The week which marked the end of February and the start of March brought along not one but two fun astronomical spectacles: the planet conjunction and the northern lights. In this article, Almudena Visser Velez explains the phenomenon of the northern lights.

The northern lights, or aurora borealis, are perhaps one of the most beautiful spectacles astrophysics has to offer, and some parts of the UK were unusually lucky to witness illuminated skies and dancing colours at the beginning of March. Typically a phenomenon associated with the north and south poles, space weather can result in the auroras extending away from the poles, often reaching parts of Scandinavia in the northern hemisphere but rarely coming as far as the UK. While they are extraordinary to look at, the study of auroras is important scientifically too as it helps us understand complex space weather and its impact on human technology.
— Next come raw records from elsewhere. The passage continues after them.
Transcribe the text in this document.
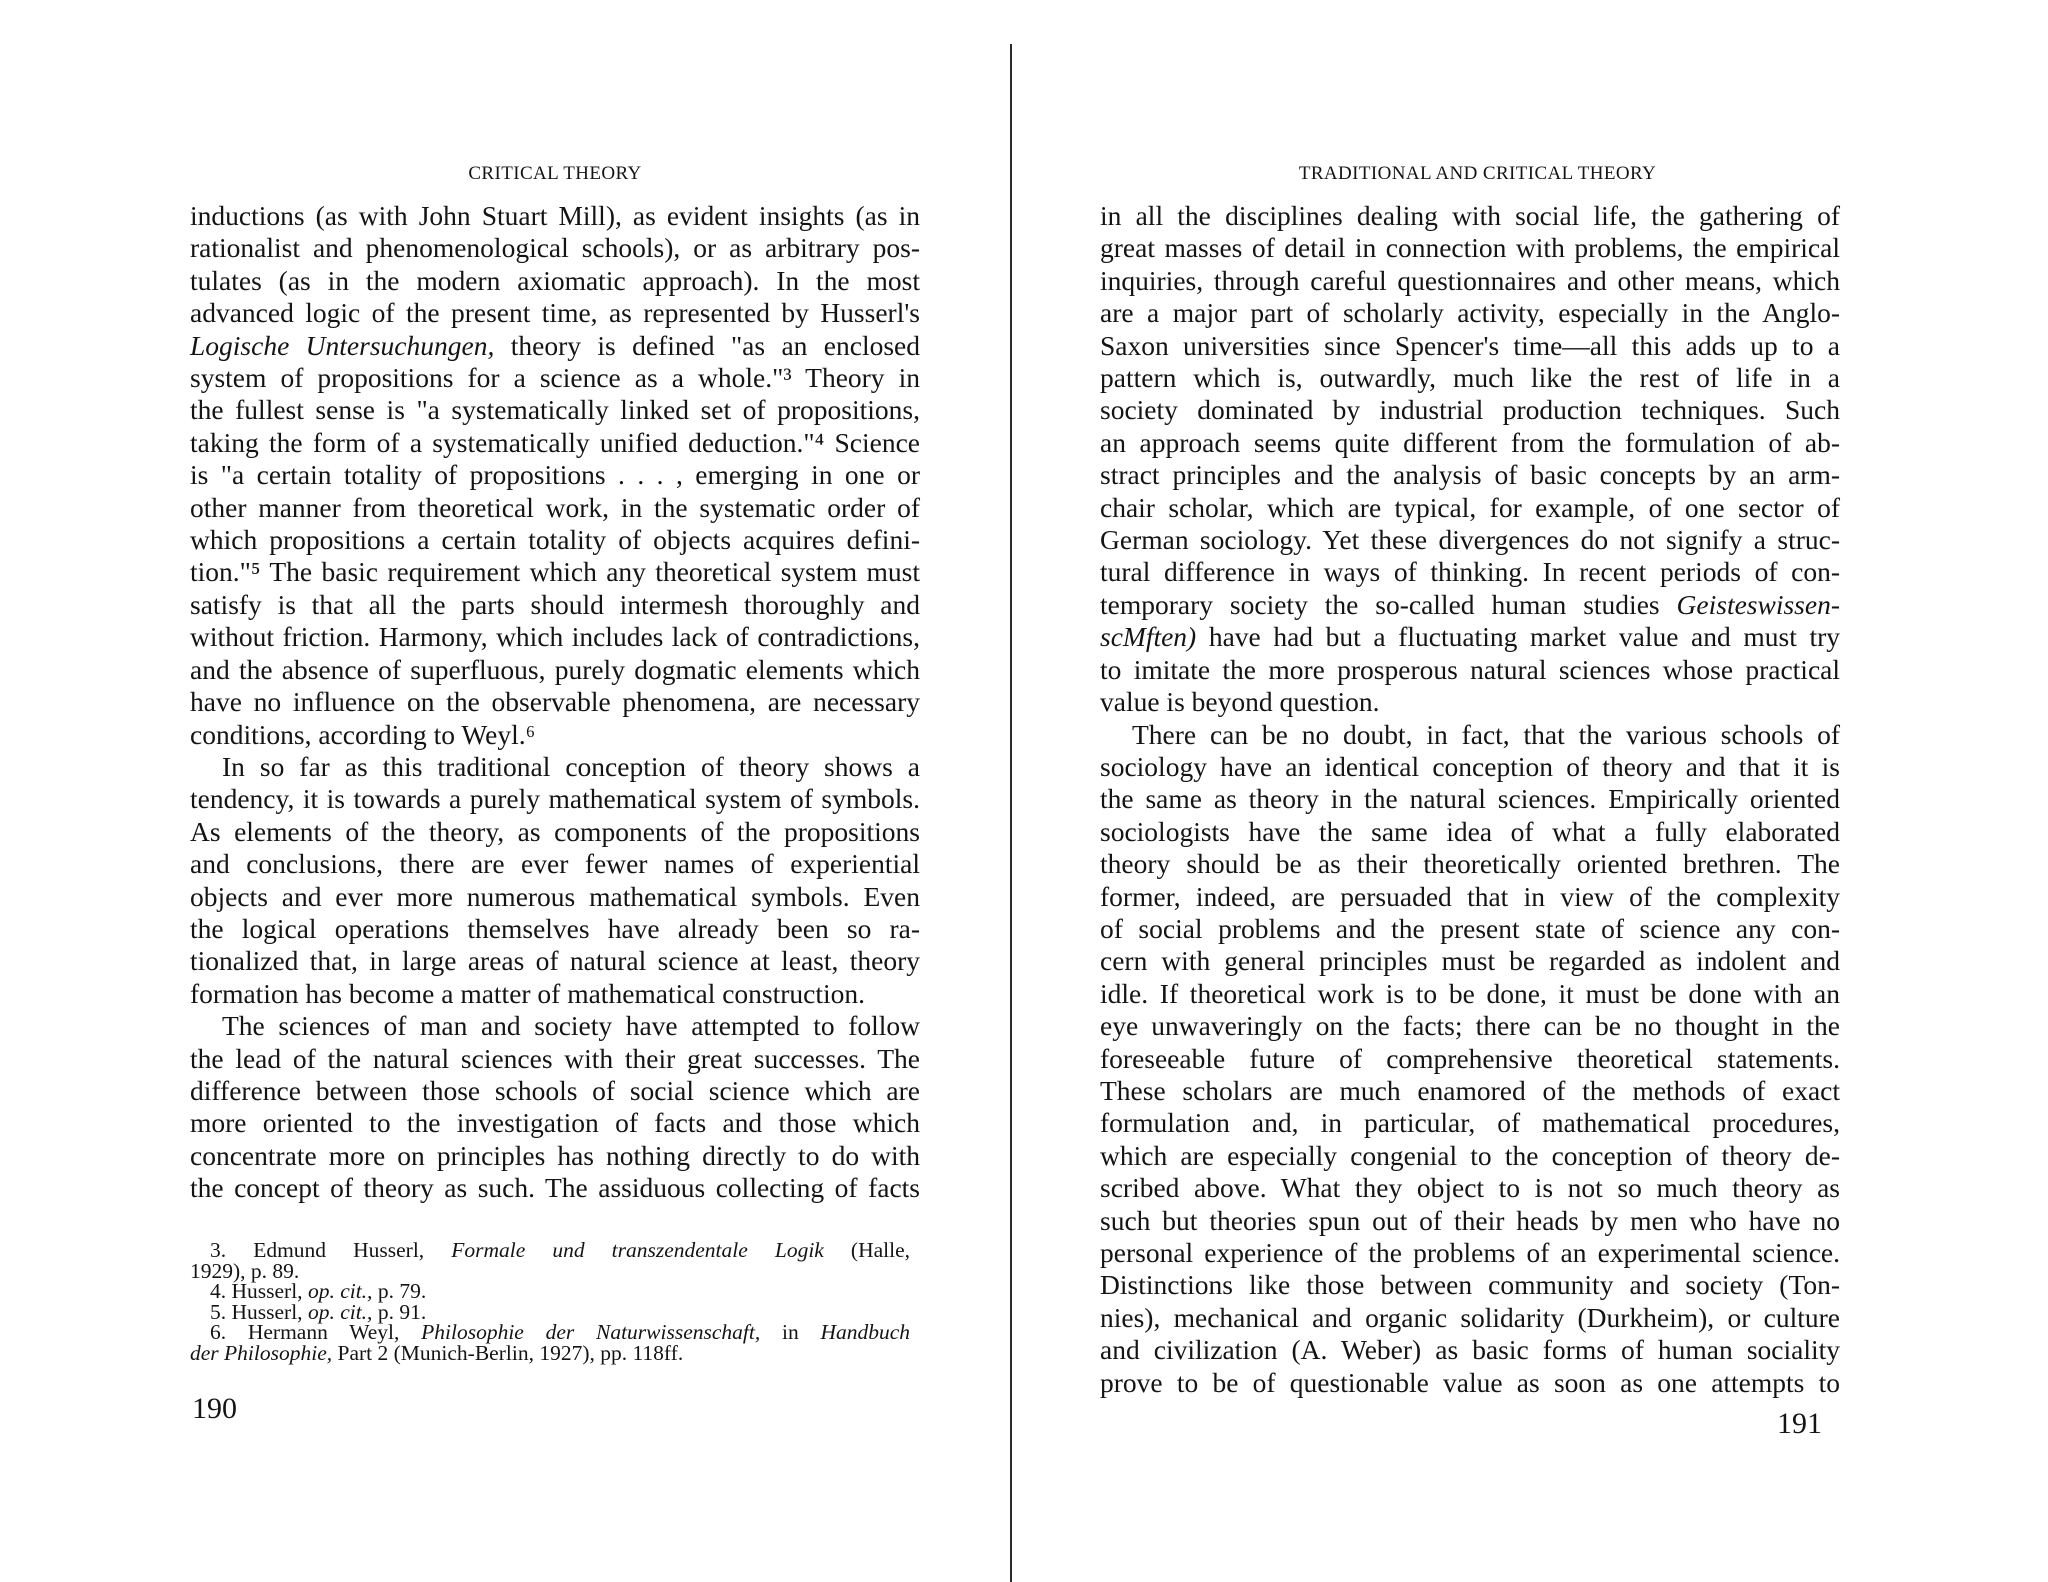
CRITICAL THEORY
inductions (as with John Stuart Mill), as evident insights (as in
rationalist and phenomenological schools), or as arbitrary pos-
tulates (as in the modern axiomatic approach). In the most
advanced logic of the present time, as represented by Husserl's
Logische Untersuchungen, theory is defined "as an enclosed
system of propositions for a science as a whole."³ Theory in
the fullest sense is "a systematically linked set of propositions,
taking the form of a systematically unified deduction."⁴ Science
is "a certain totality of propositions . . . , emerging in one or
other manner from theoretical work, in the systematic order of
which propositions a certain totality of objects acquires defini-
tion."⁵ The basic requirement which any theoretical system must
satisfy is that all the parts should intermesh thoroughly and
without friction. Harmony, which includes lack of contradictions,
and the absence of superfluous, purely dogmatic elements which
have no influence on the observable phenomena, are necessary
conditions, according to Weyl.⁶
In so far as this traditional conception of theory shows a
tendency, it is towards a purely mathematical system of symbols.
As elements of the theory, as components of the propositions
and conclusions, there are ever fewer names of experiential
objects and ever more numerous mathematical symbols. Even
the logical operations themselves have already been so ra-
tionalized that, in large areas of natural science at least, theory
formation has become a matter of mathematical construction.
The sciences of man and society have attempted to follow
the lead of the natural sciences with their great successes. The
difference between those schools of social science which are
more oriented to the investigation of facts and those which
concentrate more on principles has nothing directly to do with
the concept of theory as such. The assiduous collecting of facts
3. Edmund Husserl, Formale und transzendentale Logik (Halle,
1929), p. 89.
4. Husserl, op. cit., p. 79.
5. Husserl, op. cit., p. 91.
6. Hermann Weyl, Philosophie der Naturwissenschaft, in Handbuch
der Philosophie, Part 2 (Munich-Berlin, 1927), pp. 118ff.
190
TRADITIONAL AND CRITICAL THEORY
in all the disciplines dealing with social life, the gathering of
great masses of detail in connection with problems, the empirical
inquiries, through careful questionnaires and other means, which
are a major part of scholarly activity, especially in the Anglo-
Saxon universities since Spencer's time—all this adds up to a
pattern which is, outwardly, much like the rest of life in a
society dominated by industrial production techniques. Such
an approach seems quite different from the formulation of ab-
stract principles and the analysis of basic concepts by an arm-
chair scholar, which are typical, for example, of one sector of
German sociology. Yet these divergences do not signify a struc-
tural difference in ways of thinking. In recent periods of con-
temporary society the so-called human studies Geisteswissen-
scMften) have had but a fluctuating market value and must try
to imitate the more prosperous natural sciences whose practical
value is beyond question.
There can be no doubt, in fact, that the various schools of
sociology have an identical conception of theory and that it is
the same as theory in the natural sciences. Empirically oriented
sociologists have the same idea of what a fully elaborated
theory should be as their theoretically oriented brethren. The
former, indeed, are persuaded that in view of the complexity
of social problems and the present state of science any con-
cern with general principles must be regarded as indolent and
idle. If theoretical work is to be done, it must be done with an
eye unwaveringly on the facts; there can be no thought in the
foreseeable future of comprehensive theoretical statements.
These scholars are much enamored of the methods of exact
formulation and, in particular, of mathematical procedures,
which are especially congenial to the conception of theory de-
scribed above. What they object to is not so much theory as
such but theories spun out of their heads by men who have no
personal experience of the problems of an experimental science.
Distinctions like those between community and society (Ton-
nies), mechanical and organic solidarity (Durkheim), or culture
and civilization (A. Weber) as basic forms of human sociality
prove to be of questionable value as soon as one attempts to
191
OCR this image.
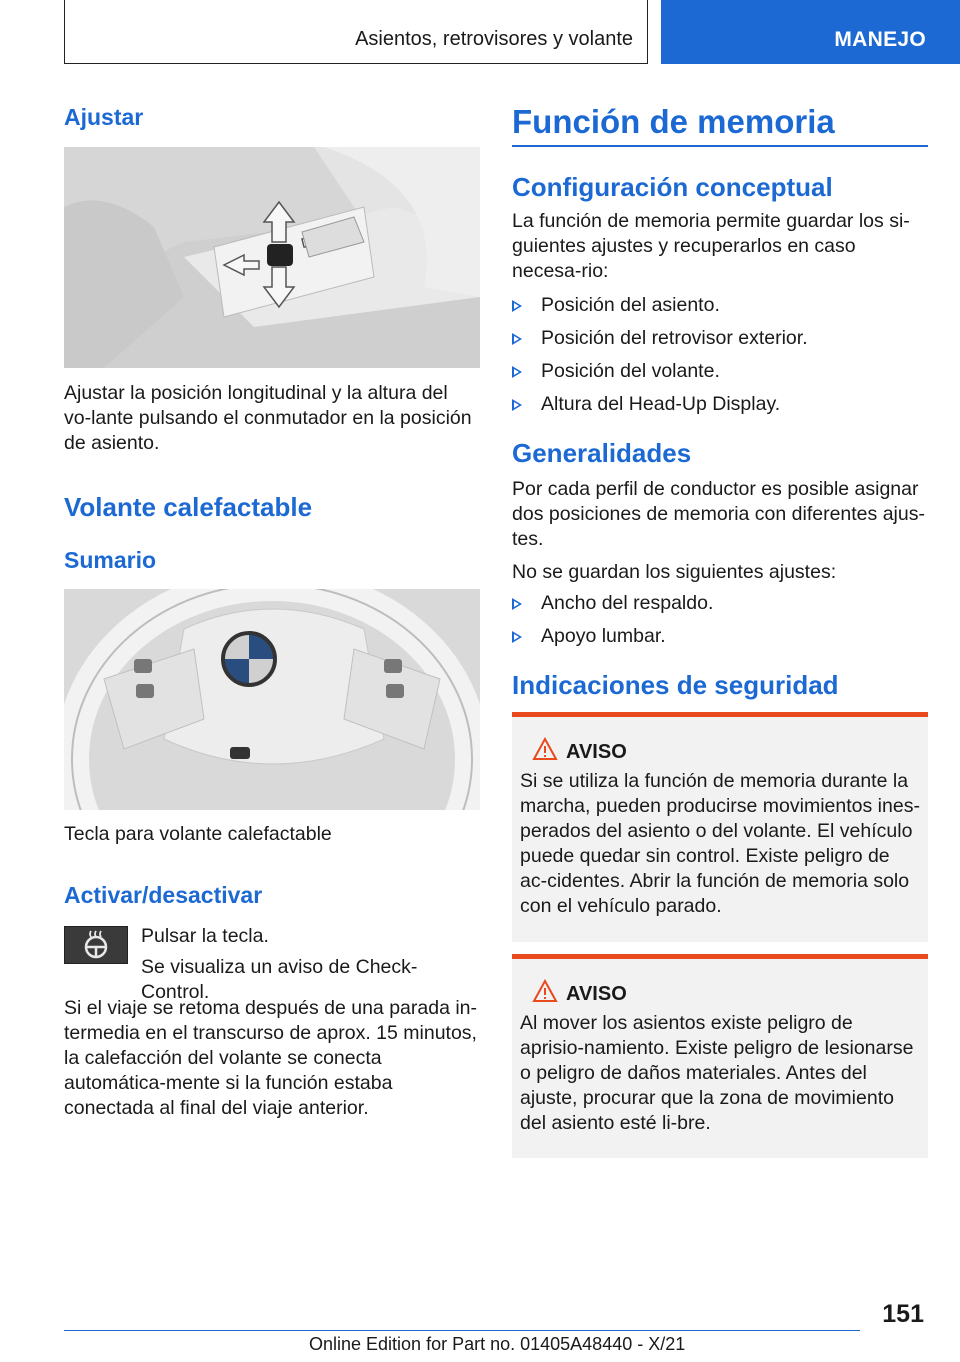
Asientos, retrovisores y volante	MANEJO
Ajustar

Ajustar la posición longitudinal y la altura del vo-lante pulsando el conmutador en la posición de asiento.

Volante calefactable
Sumario

Tecla para volante calefactable

Activar/desactivar

Pulsar la tecla.

Se visualiza un aviso de Check-Control.

Si el viaje se retoma después de una parada in-termedia en el transcurso de aprox. 15 minutos, la calefacción del volante se conecta automática-mente si la función estaba conectada al final del viaje anterior.

Función de memoria
Configuración conceptual

La función de memoria permite guardar los si-guientes ajustes y recuperarlos en caso necesa-rio:

Posición del asiento.
Posición del retrovisor exterior.
Posición del volante.
Altura del Head-Up Display.
Generalidades

Por cada perfil de conductor es posible asignar dos posiciones de memoria con diferentes ajus-tes.

No se guardan los siguientes ajustes:

Ancho del respaldo.
Apoyo lumbar.
Indicaciones de seguridad
AVISO

Si se utiliza la función de memoria durante la marcha, pueden producirse movimientos ines-perados del asiento o del volante. El vehículo puede quedar sin control. Existe peligro de ac-cidentes. Abrir la función de memoria solo con el vehículo parado.

AVISO

Al mover los asientos existe peligro de aprisio-namiento. Existe peligro de lesionarse o peligro de daños materiales. Antes del ajuste, procurar que la zona de movimiento del asiento esté li-bre.

151
Online Edition for Part no. 01405A48440 - X/21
Solar wind, a constant stream of charged particles coming from the Sun, flows outwards in all directions, with particles travelling millions of kilometres per hour. A tiny fraction of these high speed particles reach Earth and when they do so they react with our magnetic field. This spherical field, also called the magnetosphere, extends several tens of thousands of kilometres into space and helps protect Earth from high energy particles such as these which constantly bombard us and other planets. Once captured by the magnetic field, the particles are accelerated towards the poles where the field is strongest, which explains why these areas are most likely to witness aurora spectacles.

Typically a phenomenon associated with the north and south poles, space weather can result in the auroras extending away from the poles, often reaching parts of Scandinavia in the northern hemisphere but rarely coming as far as the UK.

The flashing lights are caused by the charged particles slamming into molecules and atoms in our atmosphere, kicking atomic shell electrons into higher energy levels in a process called ‘excitation’. Sufficiently energetic incoming particles may give the electron so much energy that the result is ‘ionisation’, where electrons are booted out of atoms completely and the atom becomes more positively charged, which readers may remember from school chemistry lessons. The extra energy provided to the atmospheric molecules is released as photons (particles of light) to allow the electrons to return to their favoured low energy ‘ground state’. Auroras usually come in green or pink hues and the various colours are caused by the different chemicals in our atmosphere, in this case oxygen and nitrogen respectively. A sketch of the process can be found below.

The lights have different colours as the wavelengths of the photons released to return the energy of the excited electron to the ground state varies in different chemicals owing to different electronic structures. What we see in the sky is the result of billions of individual particle interactions on a large scale.